The next morning I woke up at my normal Friday time, 5:58, to get to shul by the 6:55 start time. When I got there, however, they were already up to Az Yashir. I looked at a shul calendar and realized that prayer had begun 15 minutes earlier than usual to account for the siyyum. (The siyyum is the completion of a talmudic tractate the attendance of which enables first born male children (of which I am one) not to fast on Pesach eve.  Too embarrassed to enter so late into the service and having missed the first kaddishes, I snuck out of the building so no one could see me, returned home, did some more Passover preparations, then returned to attend the 7:30 minyan. As I put on my tephilin, a man from the minyan I'd missed who had given the siyyum after the 6:55 minyan admonished me (slightly) for missing it. After davening and the siyyum, the person began reading the special, and long, kaddish that follows. He struggled, his Aramaic not being too good. When he finally he got to the familiar "yisgadal", I reflexively joined in. He and the other congregants hushed me up. He said this kaddish was difficult enough to recite without being interrupted. This was not the first time I'd begun saying kaddish at the wrong time. Twice when I was in Berkeley I'd started to say kaddish before there was a minyan. But this time I'd erred in the presence of about 100 people.   Another embarrassment.

Oh well. I guess I'll be better at saying kaddish the next time (which, God willing will not be for a while).

Sunday, April 1, 2012

Why I am leading prayers?

I am, so to speak, back in business as prayer leader.  It's gotten to where I make my way to the bima (prayer stand) as a matter of course unless the Gabbai informs me that someone has a Yahrzeit.  I've continued to ask myself why.  Why does a mourner have preference to lead prayers?

Since the Shiva concluded, I've been making my way, slowly, through Leon Wieseltier's book "Kaddish."  It's not really a book in the normal sense.  Rather, it contains translations of Jewish sources related to kaddish and the child-parent relationship, interspersed with his reflections of saying kaddish.  On page 366 (the book is 585 pages, so at the rate I'm going, I should finish before my mother's first Yahrzeit), he brings sources that address my question.  It turns out that, not surprisingly, there is a machloket (difference of opinion) about the status of mourner as prayer leader.  According to the Shulchan Aruch, the classic 16th century code of Jewish law, the mourner should lead prayers only as a last resort.  However, according to the Rama, Rabbi Moses Isserles, whose gloss on the Shulchan Aruch records the Ashkanazi practice, the mourner should lead prayers.  A later authority (Solomon Luria) explains why: "because the King of Kings prefers broken vessels."  As Wieseltier beautifully puts it, "The opinion of the former is that sorrow depletes a man.  The opinion of the latter is that sorrow deepens the man."  (page 367)
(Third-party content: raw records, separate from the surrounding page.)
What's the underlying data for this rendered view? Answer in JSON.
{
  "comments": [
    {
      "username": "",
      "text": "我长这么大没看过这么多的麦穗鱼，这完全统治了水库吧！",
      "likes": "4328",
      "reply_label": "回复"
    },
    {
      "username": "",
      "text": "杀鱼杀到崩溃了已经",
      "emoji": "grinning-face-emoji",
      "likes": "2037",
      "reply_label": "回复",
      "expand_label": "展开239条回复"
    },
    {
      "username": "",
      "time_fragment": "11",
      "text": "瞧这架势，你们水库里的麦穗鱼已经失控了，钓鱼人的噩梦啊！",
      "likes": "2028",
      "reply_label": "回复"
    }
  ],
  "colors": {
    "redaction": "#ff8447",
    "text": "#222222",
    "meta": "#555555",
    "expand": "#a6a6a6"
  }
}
It is comforting to know that the Rabbinic tradition recognizes the contradiction between brokenness and leadership.  I am chosen to lead because my heart is broken.  I have my answer.

Honor your father and your mother

Tonight between Mincha and Ma'ariv, the Rabbi spoke about the commandment of honoring one's parents.  As he noted, no time of the year is more redolent with parental duty as is Pesach, the only holiday whose obligations are fulfilled inside one's home.  The question was why there is no blessing attached to this mitzvah (commandment).  Several answers were proposed with the most logical one being that this obligation had no fixed time element.  May we be blessed, he continued, to still have the opportunity to fulfill this commandment.  And as for those who have no parents (a truly frightening thought), may we be blessed, the Rabbi concluded, to be the recipient of our own childrens' honor and love.

I don't have my mother.  But I do have my father.  All my child-to-parent feelings are now directed solely toward him.  The mitzvah can still be fulfilled, even if in an incomplete way.  I have not yet been stripped of all connection to the two who (with God) created me.  With my father coming to my home for the first time to celebrate Pesach, it falls upon me to honor him in a more profound way than ever, and through that honor, to honor my mother and her memory.